Questi fattori che rappresentano il 35% del rischio possono essere controllati e modificati nei nostri comportamenti quotidiani, iniziando a qualsiasi età. Certamente prima si comincia meglio è. Il restante 65% dei fattori di rischio, tra i quali il principale è l’aumento dell’età, non sono modificabili e questo rende ancora più importante agire prima possibile sui fattori che possiamo controllare. La Commissione Lancet raccomanda di fare interventi di prevenzione, di realizzare diagnosi precoci, di controllare i sintomi e lo stato cognitivo.
Gli USA, a Luglio, in occasione della Alzheimer Association International Conference di Londra, hanno annunciato Il progetto POINTER (PrOtect through a lifestyle INTErvention to Reduce risk), che segue la strategia della prevenzione come lo studio Tran the Brain, prevedendo interventi multidimensionali di protezione contro la malattia agendo sugli stili di vita e sulla stimolazione cognitiva nei soggetti non ancora caduti nella patologia conclamata. POINTER prevede un investimento di 20 milioni di dollari per effettuare test e attività di stimolazione cognitiva su 2.500 persone adulte valutate a rischio di declino cognitivo.
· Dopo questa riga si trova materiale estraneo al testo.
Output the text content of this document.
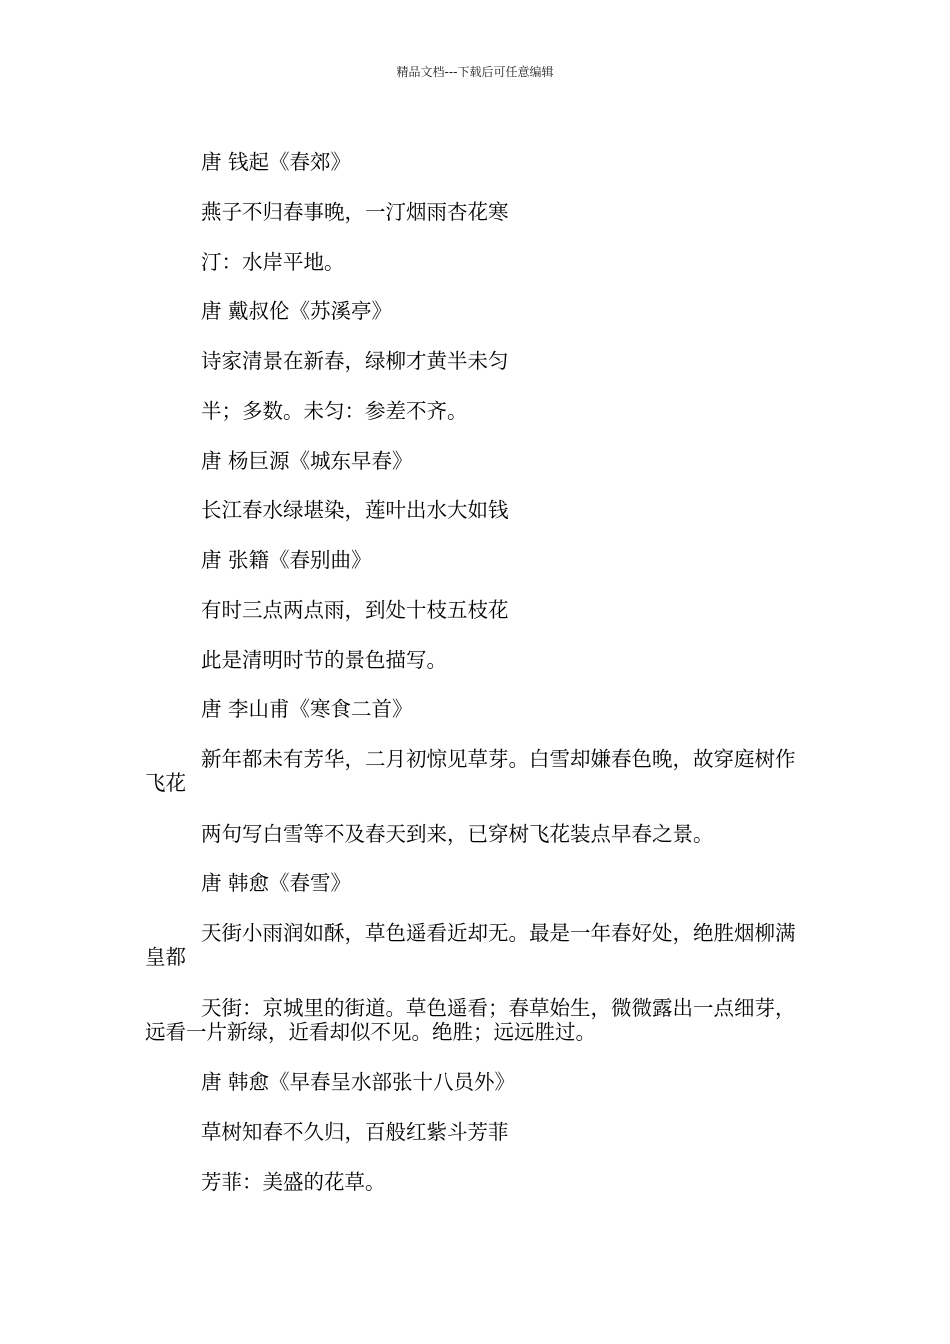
精品文档---下载后可任意编辑
唐 钱起《春郊》
燕子不归春事晚，一汀烟雨杏花寒
汀：水岸平地。
唐 戴叔伦《苏溪亭》
诗家清景在新春，绿柳才黄半未匀
半；多数。未匀：参差不齐。
唐 杨巨源《城东早春》
长江春水绿堪染，莲叶出水大如钱
唐 张籍《春别曲》
有时三点两点雨，到处十枝五枝花
此是清明时节的景色描写。
唐 李山甫《寒食二首》
新年都未有芳华，二月初惊见草芽。白雪却嫌春色晚，故穿庭树作飞花
两句写白雪等不及春天到来，已穿树飞花装点早春之景。
唐 韩愈《春雪》
天街小雨润如酥，草色遥看近却无。最是一年春好处，绝胜烟柳满皇都
天街：京城里的街道。草色遥看；春草始生，微微露出一点细芽，远看一片新绿，近看却似不见。绝胜；远远胜过。
唐 韩愈《早春呈水部张十八员外》
草树知春不久归，百般红紫斗芳菲
芳菲：美盛的花草。
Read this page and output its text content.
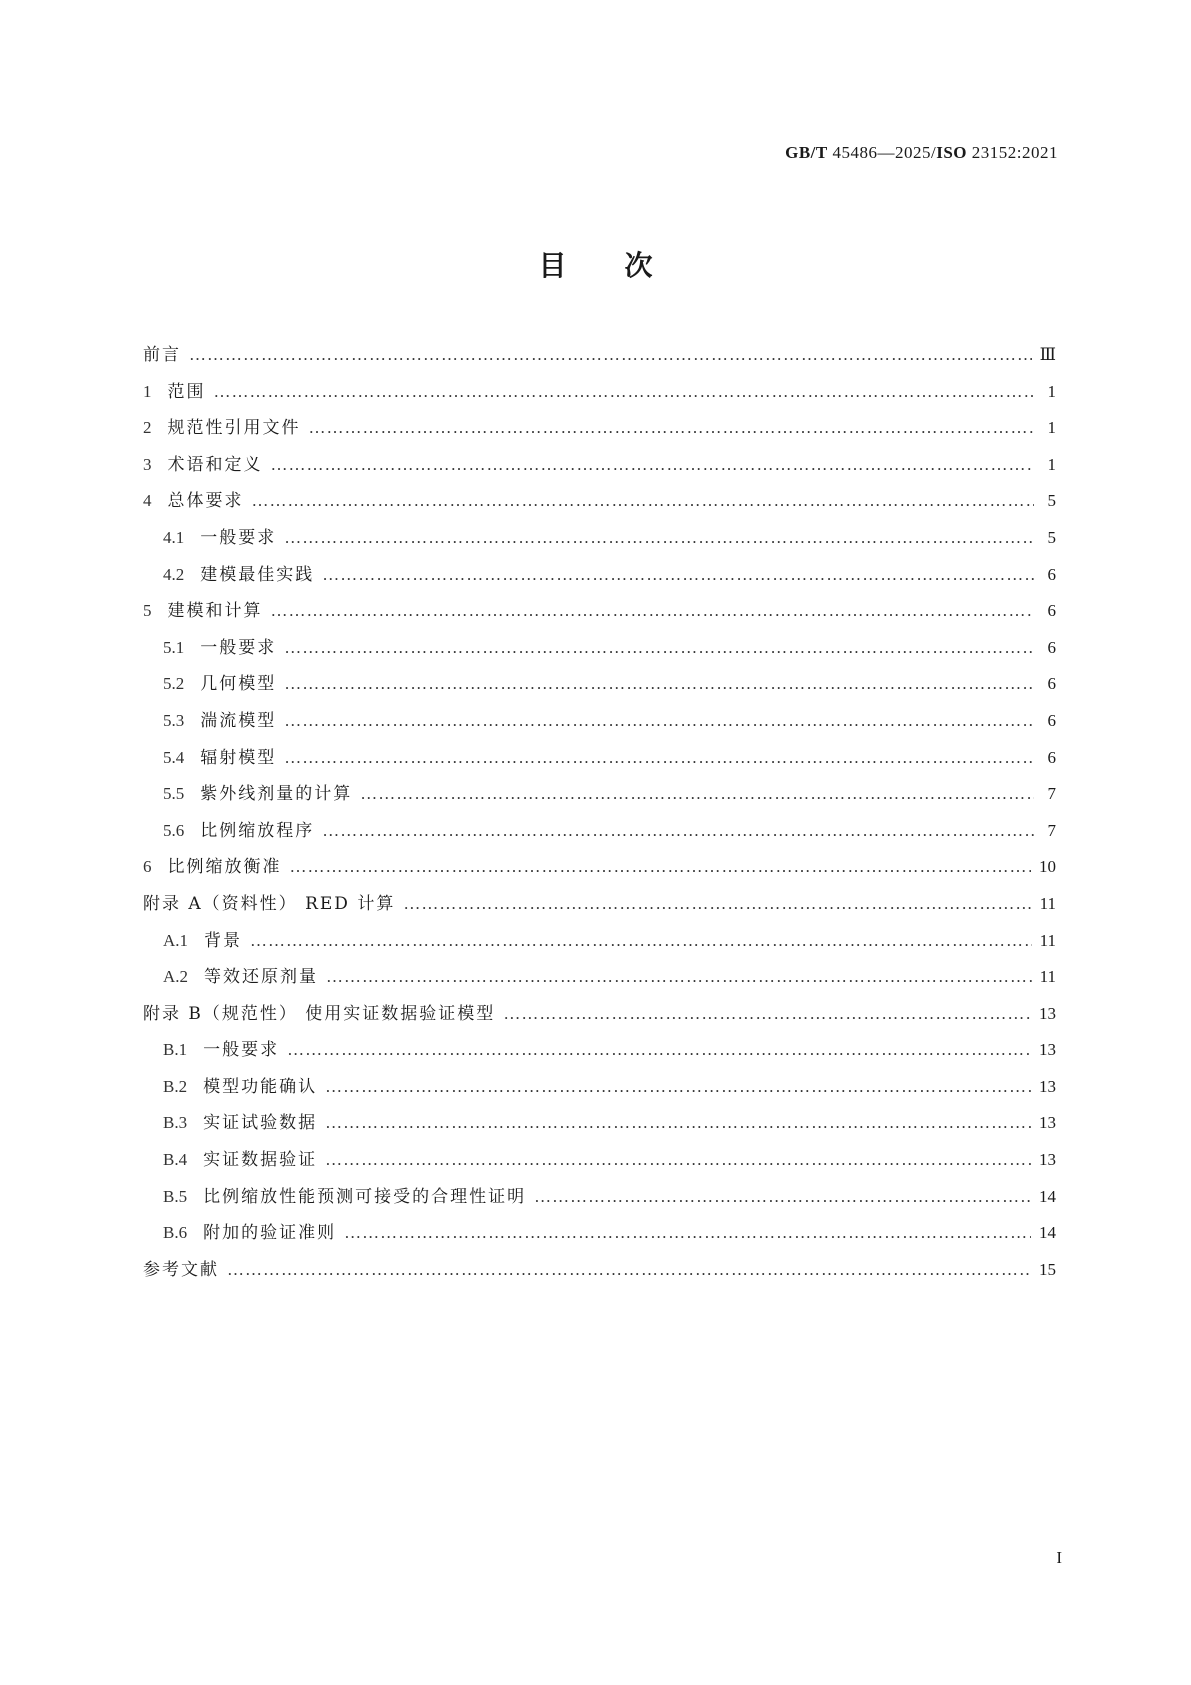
GB/T 45486—2025/ISO 23152:2021
目次
前言 ………………………………………………………………………………………………………………………………………………………………………………………………………………	Ⅲ
1 范围 ………………………………………………………………………………………………………………………………………………………………………………………………………………	1
2 规范性引用文件 ………………………………………………………………………………………………………………………………………………………………………………………………………………	1
3 术语和定义 ………………………………………………………………………………………………………………………………………………………………………………………………………………	1
4 总体要求 ………………………………………………………………………………………………………………………………………………………………………………………………………………	5
4.1 一般要求 ………………………………………………………………………………………………………………………………………………………………………………………………………………	5
4.2 建模最佳实践 ………………………………………………………………………………………………………………………………………………………………………………………………………………	6
5 建模和计算 ………………………………………………………………………………………………………………………………………………………………………………………………………………	6
5.1 一般要求 ………………………………………………………………………………………………………………………………………………………………………………………………………………	6
5.2 几何模型 ………………………………………………………………………………………………………………………………………………………………………………………………………………	6
5.3 湍流模型 ………………………………………………………………………………………………………………………………………………………………………………………………………………	6
5.4 辐射模型 ………………………………………………………………………………………………………………………………………………………………………………………………………………	6
5.5 紫外线剂量的计算 ………………………………………………………………………………………………………………………………………………………………………………………………………………	7
5.6 比例缩放程序 ………………………………………………………………………………………………………………………………………………………………………………………………………………	7
6 比例缩放衡准 ………………………………………………………………………………………………………………………………………………………………………………………………………………	10
附录 A（资料性） RED 计算 ………………………………………………………………………………………………………………………………………………………………………………………………………………	11
A.1 背景 ………………………………………………………………………………………………………………………………………………………………………………………………………………	11
A.2 等效还原剂量 ………………………………………………………………………………………………………………………………………………………………………………………………………………	11
附录 B（规范性） 使用实证数据验证模型 ………………………………………………………………………………………………………………………………………………………………………………………………………………	13
B.1 一般要求 ………………………………………………………………………………………………………………………………………………………………………………………………………………	13
B.2 模型功能确认 ………………………………………………………………………………………………………………………………………………………………………………………………………………	13
B.3 实证试验数据 ………………………………………………………………………………………………………………………………………………………………………………………………………………	13
B.4 实证数据验证 ………………………………………………………………………………………………………………………………………………………………………………………………………………	13
B.5 比例缩放性能预测可接受的合理性证明 ………………………………………………………………………………………………………………………………………………………………………………………………………………	14
B.6 附加的验证准则 ………………………………………………………………………………………………………………………………………………………………………………………………………………	14
参考文献 ………………………………………………………………………………………………………………………………………………………………………………………………………………	15
I
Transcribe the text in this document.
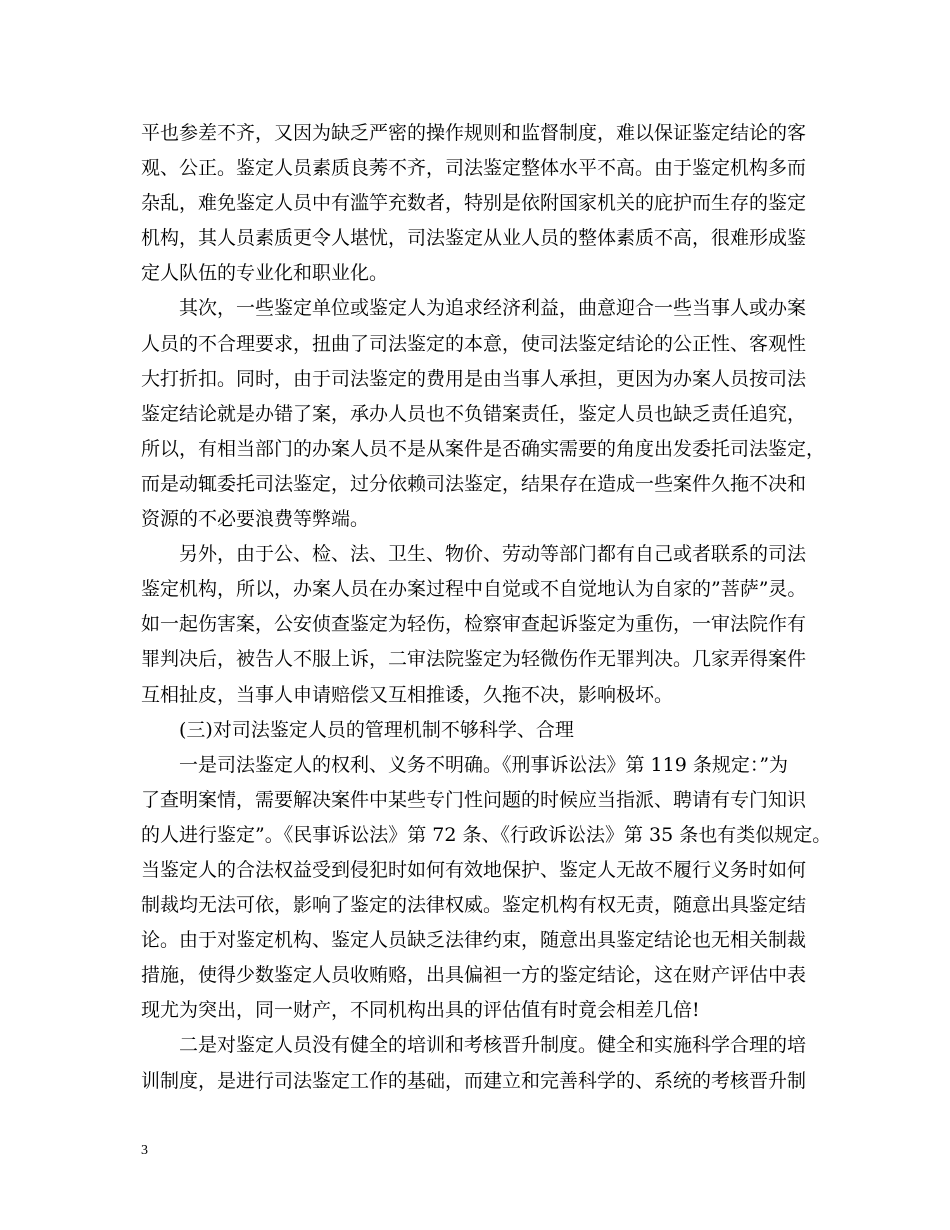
平也参差不齐，又因为缺乏严密的操作规则和监督制度，难以保证鉴定结论的客
观、公正。鉴定人员素质良莠不齐，司法鉴定整体水平不高。由于鉴定机构多而
杂乱，难免鉴定人员中有滥竽充数者，特别是依附国家机关的庇护而生存的鉴定
机构，其人员素质更令人堪忧，司法鉴定从业人员的整体素质不高，很难形成鉴
定人队伍的专业化和职业化。
其次，一些鉴定单位或鉴定人为追求经济利益，曲意迎合一些当事人或办案
人员的不合理要求，扭曲了司法鉴定的本意，使司法鉴定结论的公正性、客观性
大打折扣。同时，由于司法鉴定的费用是由当事人承担，更因为办案人员按司法
鉴定结论就是办错了案，承办人员也不负错案责任，鉴定人员也缺乏责任追究，
所以，有相当部门的办案人员不是从案件是否确实需要的角度出发委托司法鉴定，
而是动辄委托司法鉴定，过分依赖司法鉴定，结果存在造成一些案件久拖不决和
资源的不必要浪费等弊端。
另外，由于公、检、法、卫生、物价、劳动等部门都有自己或者联系的司法
鉴定机构，所以，办案人员在办案过程中自觉或不自觉地认为自家的”菩萨”灵。
如一起伤害案，公安侦查鉴定为轻伤，检察审查起诉鉴定为重伤，一审法院作有
罪判决后，被告人不服上诉，二审法院鉴定为轻微伤作无罪判决。几家弄得案件
互相扯皮，当事人申请赔偿又互相推诿，久拖不决，影响极坏。
(三)对司法鉴定人员的管理机制不够科学、合理
一是司法鉴定人的权利、义务不明确。《刑事诉讼法》第 119 条规定：”为
了查明案情，需要解决案件中某些专门性问题的时候应当指派、聘请有专门知识
的人进行鉴定”。《民事诉讼法》第 72 条、《行政诉讼法》第 35 条也有类似规定。
当鉴定人的合法权益受到侵犯时如何有效地保护、鉴定人无故不履行义务时如何
制裁均无法可依，影响了鉴定的法律权威。鉴定机构有权无责，随意出具鉴定结
论。由于对鉴定机构、鉴定人员缺乏法律约束，随意出具鉴定结论也无相关制裁
措施，使得少数鉴定人员收贿赂，出具偏袒一方的鉴定结论，这在财产评估中表
现尤为突出，同一财产，不同机构出具的评估值有时竟会相差几倍!
二是对鉴定人员没有健全的培训和考核晋升制度。健全和实施科学合理的培
训制度，是进行司法鉴定工作的基础，而建立和完善科学的、系统的考核晋升制
3
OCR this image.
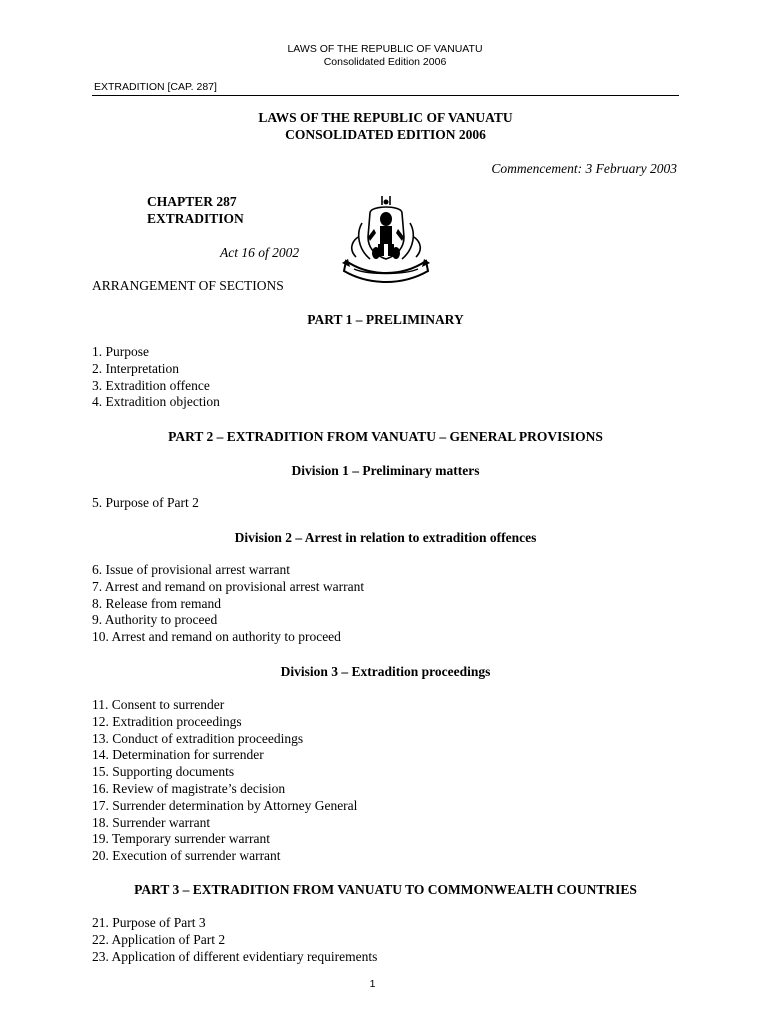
LAWS OF THE REPUBLIC OF VANUATU
Consolidated Edition 2006
EXTRADITION [CAP. 287]
LAWS OF THE REPUBLIC OF VANUATU
CONSOLIDATED EDITION 2006
Commencement: 3 February 2003
CHAPTER 287
EXTRADITION
Act 16 of 2002
ARRANGEMENT OF SECTIONS
PART 1 – PRELIMINARY
1. Purpose
2. Interpretation
3. Extradition offence
4. Extradition objection
PART 2 – EXTRADITION FROM VANUATU – GENERAL PROVISIONS
Division 1 – Preliminary matters
5. Purpose of Part 2
Division 2 – Arrest in relation to extradition offences
6. Issue of provisional arrest warrant
7. Arrest and remand on provisional arrest warrant
8. Release from remand
9. Authority to proceed
10. Arrest and remand on authority to proceed
Division 3 – Extradition proceedings
11. Consent to surrender
12. Extradition proceedings
13. Conduct of extradition proceedings
14. Determination for surrender
15. Supporting documents
16. Review of magistrate’s decision
17. Surrender determination by Attorney General
18. Surrender warrant
19. Temporary surrender warrant
20. Execution of surrender warrant
PART 3 – EXTRADITION FROM VANUATU TO COMMONWEALTH COUNTRIES
21. Purpose of Part 3
22. Application of Part 2
23. Application of different evidentiary requirements
1
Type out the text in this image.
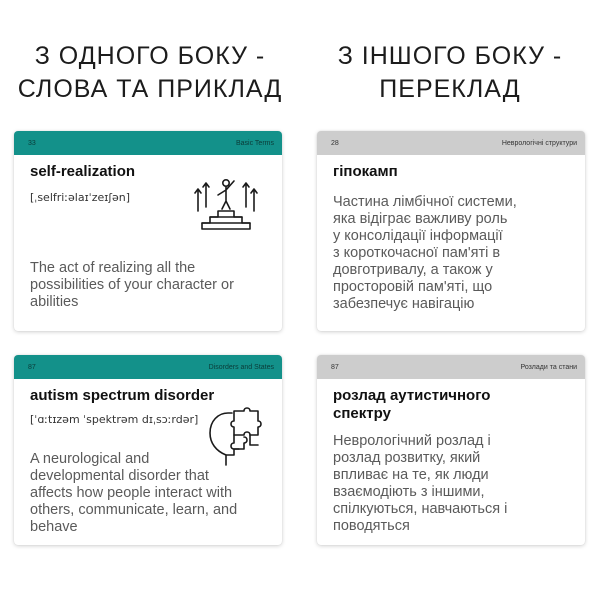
З ОДНОГО БОКУ -
СЛОВА ТА ПРИКЛАД
З ІНШОГО БОКУ -
ПЕРЕКЛАД
33	Basic Terms
self-realization
[ˌselfriːəlaɪˈzeɪʃən]
The act of realizing all the
possibilities of your character or
abilities
28	Неврологічні структури
гіпокамп
Частина лімбічної системи,
яка відіграє важливу роль
у консолідації інформації
з короткочасної пам'яті в
довготривалу, а також у
просторовій пам'яті, що
забезпечує навігацію
87	Disorders and States
autism spectrum disorder
[ˈɑːtɪzəm ˈspektrəm dɪˌsɔːrdər]
A neurological and
developmental disorder that
affects how people interact with
others, communicate, learn, and
behave
87	Розлади та стани
розлад аутистичного
спектру
Неврологічний розлад і
розлад розвитку, який
впливає на те, як люди
взаємодіють з іншими,
спілкуються, навчаються і
поводяться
Il cervello è un organo come tutti gli altri, con lo stress può perdere vivacità e con il tempo invecchia. Per mantenere attive le capacità mentali e contrastare l’invecchiamento e le patologie cerebrali si deve fare esercizio, allenare il cervello, proprio come si fa andando in palestra a fare ginnastica. Con la ginnastica i nostri muscoli restano più funzionali, più tonici e si allontanano le malattie. La stessa cosa accade per il cervello. Il protocollo Train the Brain, applicato dalla Fondazione IGEA onlus, è proprio la “Palestra della mente” per aiutare il cervello, che ha anche bisogno di controlli e di prevenzione, come siamo abituati a fare andando dal cardiologo, dall’oculista o dall’ortopedico, ma non andiamo mai o quasi mai dal neurologo a fare un controllo.
Malgrado gli sforzi della comunità scientifica e delle industrie farmaceutiche finora non è stato possibile trovare un farmaco in grado di contrastare l’Alzheimer. Attualmente ci sono 50 farmaci in sperimentazione sui malati. Nei vertici dei ministri della salute è stato preso atto che i farmaci finora non hanno dato risultati, sono moto costosi, possono solo attenuare i sintomi per qualche mese, poi danno assuefazione e a volte possono dare pesanti effetti collaterali. Le ricerche sui farmaci, finora svolte sperimentando sui soggetti già con la malattia conclamata, stanno cambiando strategia e si vanno orientando sui soggetti a rischio, o con i sintomi lievi o moderati. Quindi anche il settore farmaceutico sta abbandonando l’idea di poter curare le persone già malate e si sta orientando sulla prevenzione farmacologica, da applicare sui soggetti a rischio, da individuare con la diagnosi precoce, prima che siano colpiti dalla malattia nella forma grave.